Since the whole framework is approximate anyway, this should be good
enough. Note that companions typically are found at small Q^2,
if at all, so the form is supposed to represent g(x) at small
Q^2 scales, close to the lower cutoff for multiparton interactions.
When assigning relative momentum fractions to beam-remnant partons,
valence quarks are chosen according to a distribution like
(1 - x)^power / sqrt(x). This power is given below
for quarks in mesons, and separately for u and d
quarks in the proton, based on the approximate shape of low-Q^2
parton densities. The power for other baryons is derived from the
proton ones, by an appropriate mixing. The x of a diquark
is chosen as the sum of its two constituent x values, and can
thus be above unity. (A common rescaling of all remnant partons and
particles will fix that.) An additional enhancement of the diquark
momentum is obtained by its x value being rescaled by the
valenceDiqEnhance
factor.
parm
BeamRemnants:valencePowerMeson
(default = 0.8
; minimum = 0.
)
The abovementioned power for valence quarks in mesons.
parm
BeamRemnants:valencePowerUinP
(default = 3.5
; minimum = 0.
)
The abovementioned power for valence u quarks in protons.
parm
BeamRemnants:valencePowerDinP
(default = 2.0
; minimum = 0.
)
The abovementioned power for valence d quarks in protons.
parm
BeamRemnants:valenceDiqEnhance
(default = 2.0
; minimum = 0.5
; maximum = 10.
)
Enhancement factor for valence diquarks in baryons, relative to the
simple sum of the two constituent quarks.
parm
BeamRemnants:gluonPower
(default = 4.0
; minimum = 0.
)
The abovementioned power for gluons.
parm
BeamRemnants:xGluonCutoff
(default = 1E-7
; minimum = 1E-10
; maximum = 1
)
The gluon PDF is approximated with g(x) ~ (1 - x)^p / x, which
integrates to infinity when integrated from 0 to 1. This cut-off is
introduced as a minimum to avoid the problems with infinities.
flag
BeamRemnants:allowJunction
(default = on
)
The off
option is intended for debug purposes only, as
follows. When more than one valence quark is kicked out of a baryon
beam, as part of the multiparton interactions scenario, the subsequent
hadronization is described in terms of a junction string topology.
This description involves a number of technical complications that
may make the program more unstable.

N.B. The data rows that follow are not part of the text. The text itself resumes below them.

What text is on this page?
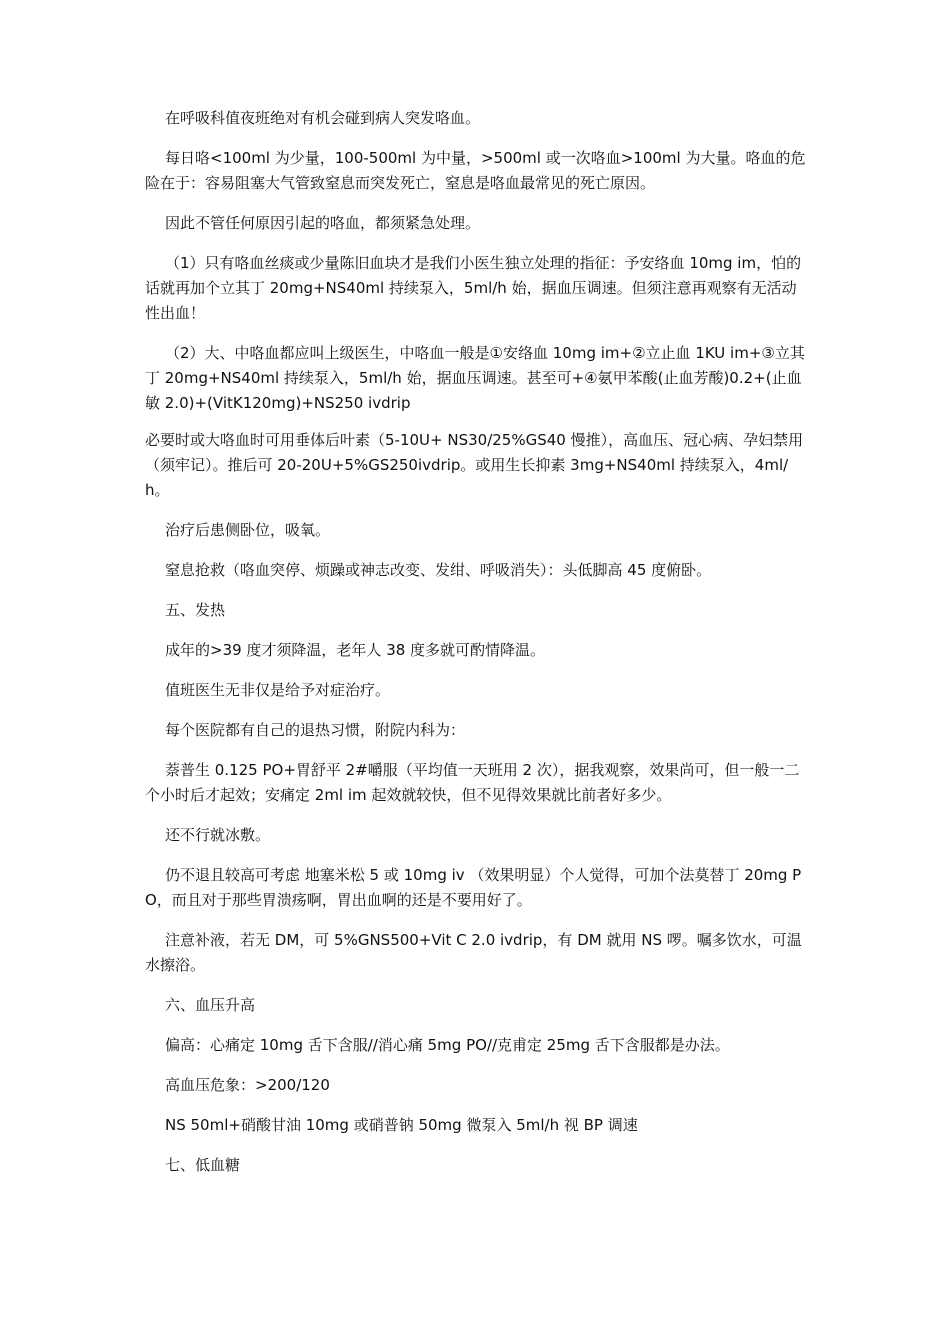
在呼吸科值夜班绝对有机会碰到病人突发咯血。

每日咯<100ml 为少量，100-500ml 为中量，>500ml 或一次咯血>100ml 为大量。咯血的危险在于：容易阻塞大气管致窒息而突发死亡，窒息是咯血最常见的死亡原因。

因此不管任何原因引起的咯血，都须紧急处理。

（1）只有咯血丝痰或少量陈旧血块才是我们小医生独立处理的指征：予安络血 10mg im，怕的话就再加个立其丁 20mg+NS40ml 持续泵入，5ml/h 始，据血压调速。但须注意再观察有无活动性出血！

（2）大、中咯血都应叫上级医生，中咯血一般是①安络血 10mg im+②立止血 1KU im+③立其丁 20mg+NS40ml 持续泵入，5ml/h 始，据血压调速。甚至可+④氨甲苯酸(止血芳酸)0.2+(止血敏 2.0)+(VitK120mg)+NS250 ivdrip

必要时或大咯血时可用垂体后叶素（5-10U+ NS30/25%GS40 慢推），高血压、冠心病、孕妇禁用（须牢记）。推后可 20-20U+5%GS250ivdrip。或用生长抑素 3mg+NS40ml 持续泵入，4ml/h。

治疗后患侧卧位，吸氧。

窒息抢救（咯血突停、烦躁或神志改变、发绀、呼吸消失）：头低脚高 45 度俯卧。

五、发热

成年的>39 度才须降温，老年人 38 度多就可酌情降温。

值班医生无非仅是给予对症治疗。

每个医院都有自己的退热习惯，附院内科为：

萘普生 0.125 PO+胃舒平 2#嚼服（平均值一天班用 2 次），据我观察，效果尚可，但一般一二个小时后才起效；安痛定 2ml im 起效就较快，但不见得效果就比前者好多少。

还不行就冰敷。

仍不退且较高可考虑 地塞米松 5 或 10mg iv （效果明显）个人觉得，可加个法莫替丁 20mg PO，而且对于那些胃溃疡啊，胃出血啊的还是不要用好了。

注意补液，若无 DM，可 5%GNS500+Vit C 2.0 ivdrip，有 DM 就用 NS 啰。嘱多饮水，可温水擦浴。

六、血压升高

偏高：心痛定 10mg 舌下含服//消心痛 5mg PO//克甫定 25mg 舌下含服都是办法。

高血压危象：>200/120

NS 50ml+硝酸甘油 10mg 或硝普钠 50mg 微泵入 5ml/h 视 BP 调速

七、低血糖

As an alternative, by switching
this option off, junction configurations are rejected (which gives
an error message that the remnant flavour setup failed), and the
multiparton interactions and showers are redone until a
junction-free topology is found.
flag
BeamRemnants:beamJunction
(default = off
)
This parameter is only relevant if the new colour reconnection scheme is used.
(see colour reconnection)
This parameter tells whether to form a junction or a di-quark if more
than two valence quarks are found in the beam remnants. If off a di-quark is
formed and if on a junction will be formed.
flag
BeamRemnants:allowBeamJunction
(default = on
)
This parameter is only relevant if the new Beam remnant model is used.

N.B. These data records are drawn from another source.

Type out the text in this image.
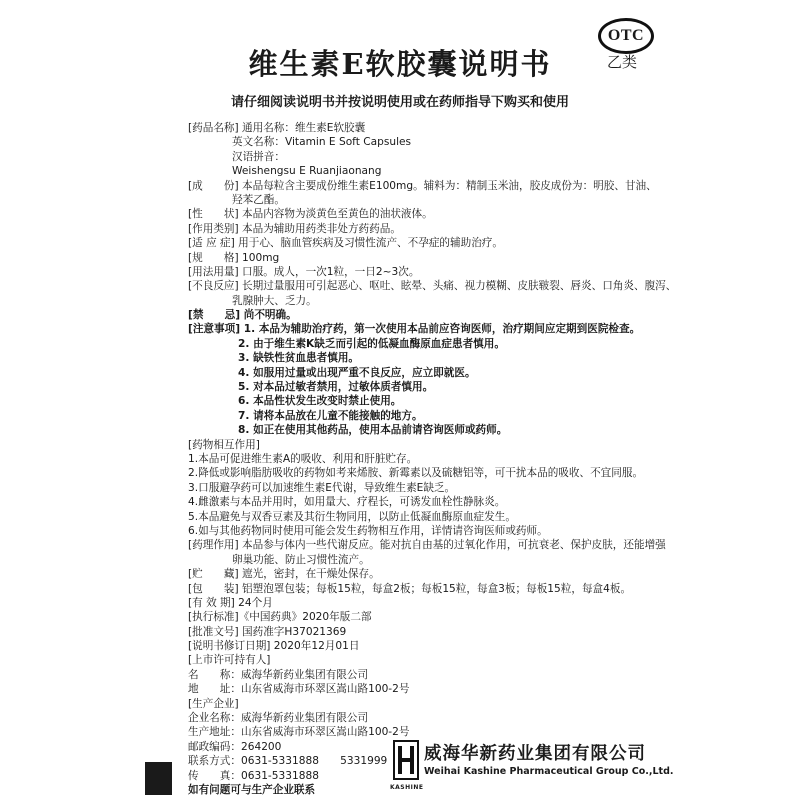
OTC
乙类
维生素E软胶囊说明书
请仔细阅读说明书并按说明使用或在药师指导下购买和使用
[药品名称] 通用名称：维生素E软胶囊
英文名称：Vitamin E Soft Capsules
汉语拼音：
Weishengsu E Ruanjiaonang
[成　　份] 本品每粒含主要成份维生素E100mg。辅料为：精制玉米油，胶皮成份为：明胶、甘油、
羟苯乙酯。
[性　　状] 本品内容物为淡黄色至黄色的油状液体。
[作用类别] 本品为辅助用药类非处方药药品。
[适 应 症] 用于心、脑血管疾病及习惯性流产、不孕症的辅助治疗。
[规　　格] 100mg
[用法用量] 口服。成人，一次1粒，一日2~3次。
[不良反应] 长期过量服用可引起恶心、呕吐、眩晕、头痛、视力模糊、皮肤皲裂、唇炎、口角炎、腹泻、
乳腺肿大、乏力。
[禁　　忌] 尚不明确。
[注意事项] 1. 本品为辅助治疗药，第一次使用本品前应咨询医师，治疗期间应定期到医院检查。
2. 由于维生素K缺乏而引起的低凝血酶原血症患者慎用。
3. 缺铁性贫血患者慎用。
4. 如服用过量或出现严重不良反应，应立即就医。
5. 对本品过敏者禁用，过敏体质者慎用。
6. 本品性状发生改变时禁止使用。
7. 请将本品放在儿童不能接触的地方。
8. 如正在使用其他药品，使用本品前请咨询医师或药师。
[药物相互作用]
1.本品可促进维生素A的吸收、利用和肝脏贮存。
2.降低或影响脂肪吸收的药物如考来烯胺、新霉素以及硫糖铝等，可干扰本品的吸收、不宜同服。
3.口服避孕药可以加速维生素E代谢，导致维生素E缺乏。
4.雌激素与本品并用时，如用量大、疗程长，可诱发血栓性静脉炎。
5.本品避免与双香豆素及其衍生物同用，以防止低凝血酶原血症发生。
6.如与其他药物同时使用可能会发生药物相互作用，详情请咨询医师或药师。
[药理作用] 本品参与体内一些代谢反应。能对抗自由基的过氧化作用，可抗衰老、保护皮肤，还能增强
卵巢功能、防止习惯性流产。
[贮　　藏] 遮光，密封，在干燥处保存。
[包　　装] 铝塑泡罩包装；每板15粒，每盒2板；每板15粒，每盒3板；每板15粒，每盒4板。
[有 效 期] 24个月
[执行标准]《中国药典》2020年版二部
[批准文号] 国药准字H37021369
[说明书修订日期] 2020年12月01日
[上市许可持有人]
名　　称：威海华新药业集团有限公司
地　　址：山东省威海市环翠区嵩山路100-2号
[生产企业]
企业名称：威海华新药业集团有限公司
生产地址：山东省威海市环翠区嵩山路100-2号
邮政编码：264200
联系方式：0631-5331888　　5331999
传　　真：0631-5331888
如有问题可与生产企业联系	KASHINE
威海华新药业集团有限公司
Weihai Kashine Pharmaceutical Group Co.,Ltd.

This parameter tells whether to allow the formation of junction structures
in the colour configuration of the scattered partons.
mode
BeamRemnants:unresolvedHadron
(default = 0
; minimum = 0
; maximum = 3
)
Switch to to force either or both of the beam remnants to collapse to a
single hadron, namely the original incoming one. Must only be used when this
is physically meaningful, e.g. when a photon can be viewed as emitted from
a proton that does not break up in the process.
option
0 : Both hadronic beams are resolved.
option
1 : Beam A is unresolved, beam B resolved.
option
2 : Beam A is resolved, beam B unresolved.
option
3 : Both hadronic beams are unresolved.